Over the last year or so some of the most popular search terms for this blog have been related to whether or not the Internet is good for our social skills.
I’ve had an online presence since the spring of 1999 and ever since then have heard the same arguments against spending time online trotted out regularly. Today I’ll be pushing back against the assumptions behind them. The arguments are in bold and my comments immediately follow.
The Internet is dangerous. Actually, most cases of rape, child abuse and certain types of murder are committed by someone the victim knows. Anyone can lie about their identity, past or intentions. Of course we should be cautious around people we don’t know well but meeting online doesn’t make “John” dangerous any more than meeting “Sally” at a friend’s party (or being related to her) makes her a trustworthy babysitter.
Internet relationships don’t foster genuine connections! Tell that to my husband. 😉 Longtime readers already know this but we first met on a message board many years ago. I didn’t know what he looked like until we met in person but I loved the man I’d gotten to know through email and phone calls. Yes, one should be cautious in the beginning while you figure out if the other person is whom they claim to be but this is true of any relationship.
The Internet is destroying our social skills. I’ve never seen evidence of this. There have always been (and will always be) rude and polite people in this world. No technology can change human nature.
The Internet undermines local relationships. To be honest I do think access to the Internet has changed how often some people spend time with neighbours and acquaintances. Twenty years ago one’s social circle was almost always limited to people who lived nearby: coworkers, neighbours, friends of friends. If you shared common interests and a similar outlook on life this worked out well but it was also incredibly isolating for anyone who deviated from the norm. It’s much easier to pine for the good old days if you’ve never had to worry about being ostracized or discriminated against.

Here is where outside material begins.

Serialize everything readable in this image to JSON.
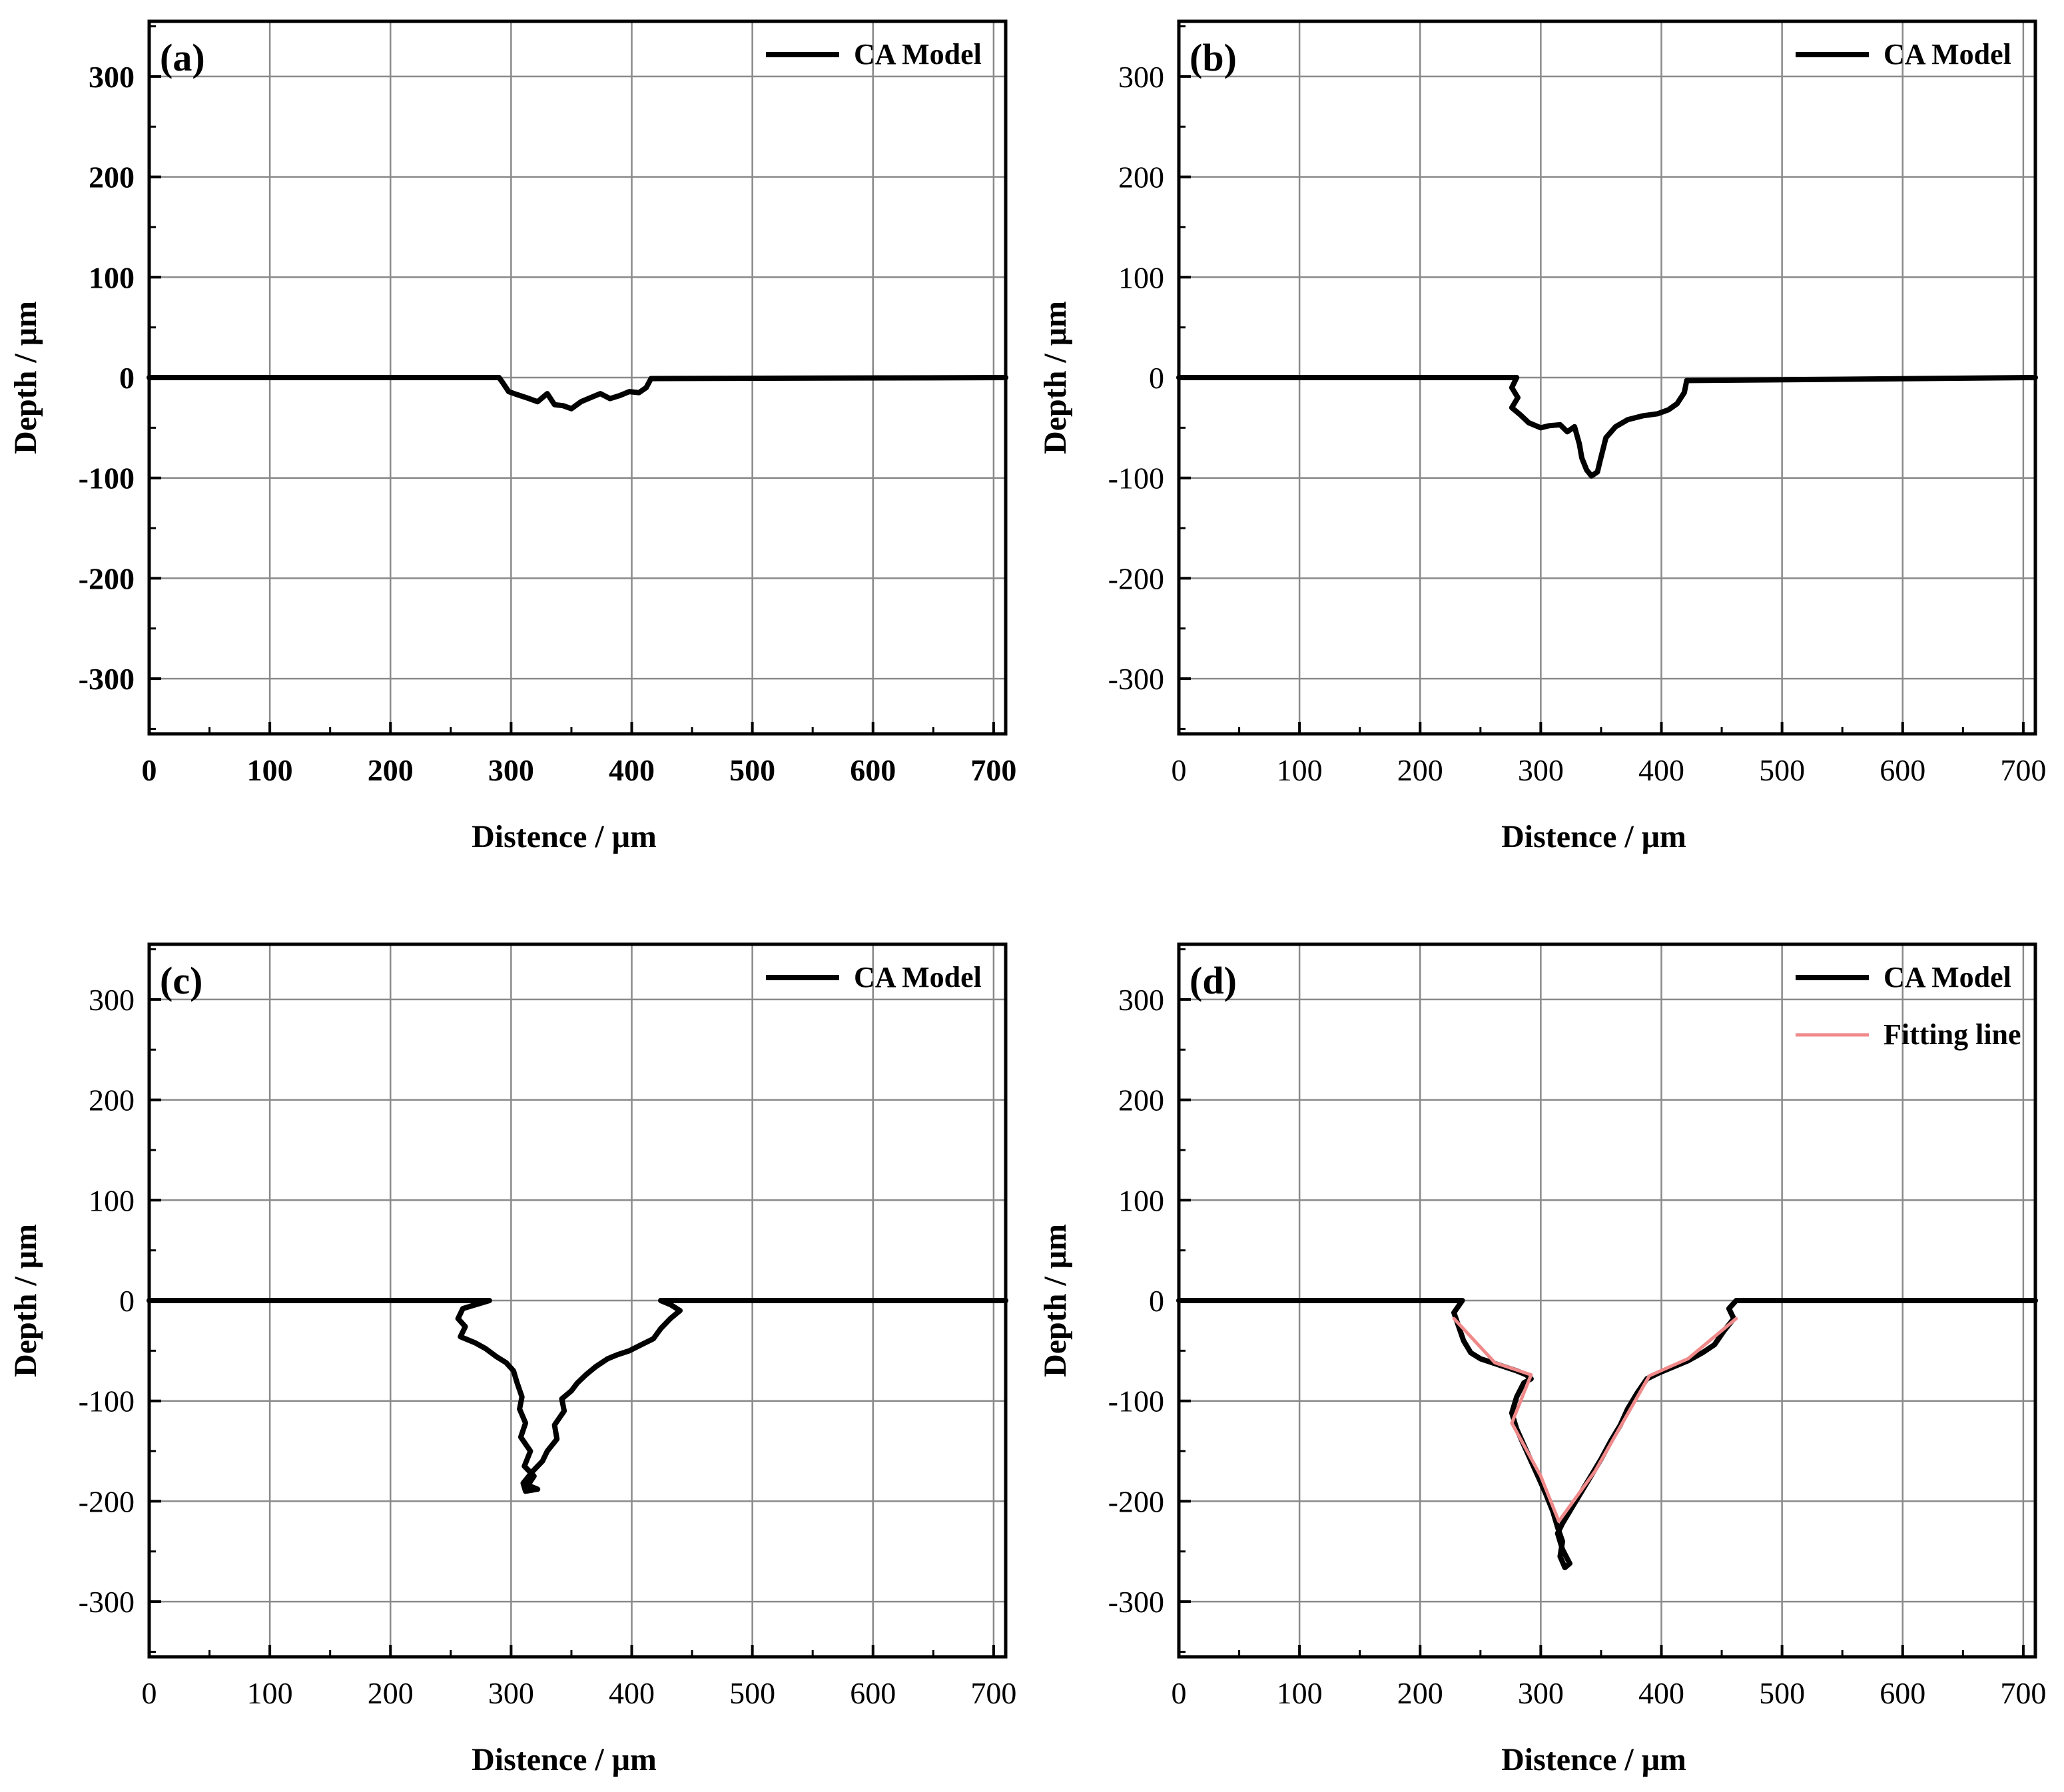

3 Responses to The Internet is not a Four-Letter Word
I’m in substantial agreement with you, Lydia. Your arguments seem sound to me. But I do wonder about one thing. That is, whether the anonymity of the net allows some people to feel safe being much ruder than they would be off line? What do you think?

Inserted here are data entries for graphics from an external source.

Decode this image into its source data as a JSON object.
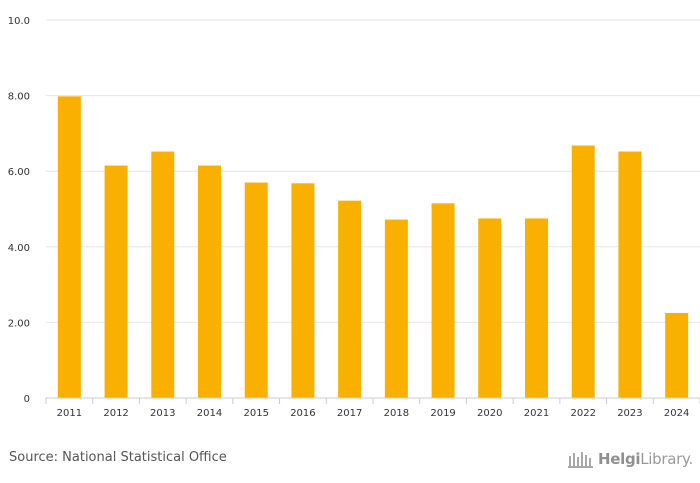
{
  "chart_data": {
    "type": "bar",
    "categories": [
      "2011",
      "2012",
      "2013",
      "2014",
      "2015",
      "2016",
      "2017",
      "2018",
      "2019",
      "2020",
      "2021",
      "2022",
      "2023",
      "2024"
    ],
    "values": [
      7.98,
      6.15,
      6.52,
      6.15,
      5.7,
      5.68,
      5.22,
      4.72,
      5.15,
      4.75,
      4.75,
      6.68,
      6.52,
      2.25
    ],
    "title": "",
    "xlabel": "",
    "ylabel": "",
    "ylim": [
      0,
      10
    ],
    "yticks": [
      0,
      2,
      4,
      6,
      8,
      10
    ],
    "ytick_labels": [
      "0",
      "2.00",
      "4.00",
      "6.00",
      "8.00",
      "10.0"
    ],
    "grid": true,
    "bar_color": "#f9b000"
  },
  "footer": {
    "source": "Source: National Statistical Office",
    "brand_part1": "Helgi",
    "brand_part2": "Library."
  },
  "colors": {
    "bar": "#f9b000",
    "grid": "#e6e6e6",
    "axis": "#cccccc",
    "tick_text": "#333333"
  }
}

Hey Paul, I’m so sorry about the delay in responding to you. I have a respiratory infection and have been sleeping away my days while I wait for the antibiotics to kick in. 🙂
I don’t know if Internet anonymity affects how rude people are or if we are simply more likely notice threads, blog posts, etc. that end up with rude responses. There are a lot of people in this world who are terrible human beings. They may pretend to be good or kind in order to impress others but their true selves shine through when they meet people who can’t fight back or do them any good.
Are people like this more likely to be rude online? It’s quite possible. But I’d also argue that they’re just as awful in real life unless they perceive you to be in a position of authority over them or they think you can help them in some way. The other 90% of the world sees a much darker side to them.
(There are also many wonderful people in this world! But that’s not as relevant to this discussion.)
Sorry to hear about your infection, Lydia. I wish you a speedy recovery.
I think you make a good point about a certain sort of person — the sort who will mistreat anyone they feel is in neither a position to help nor a position to threaten. The world seems to have enough of that sort.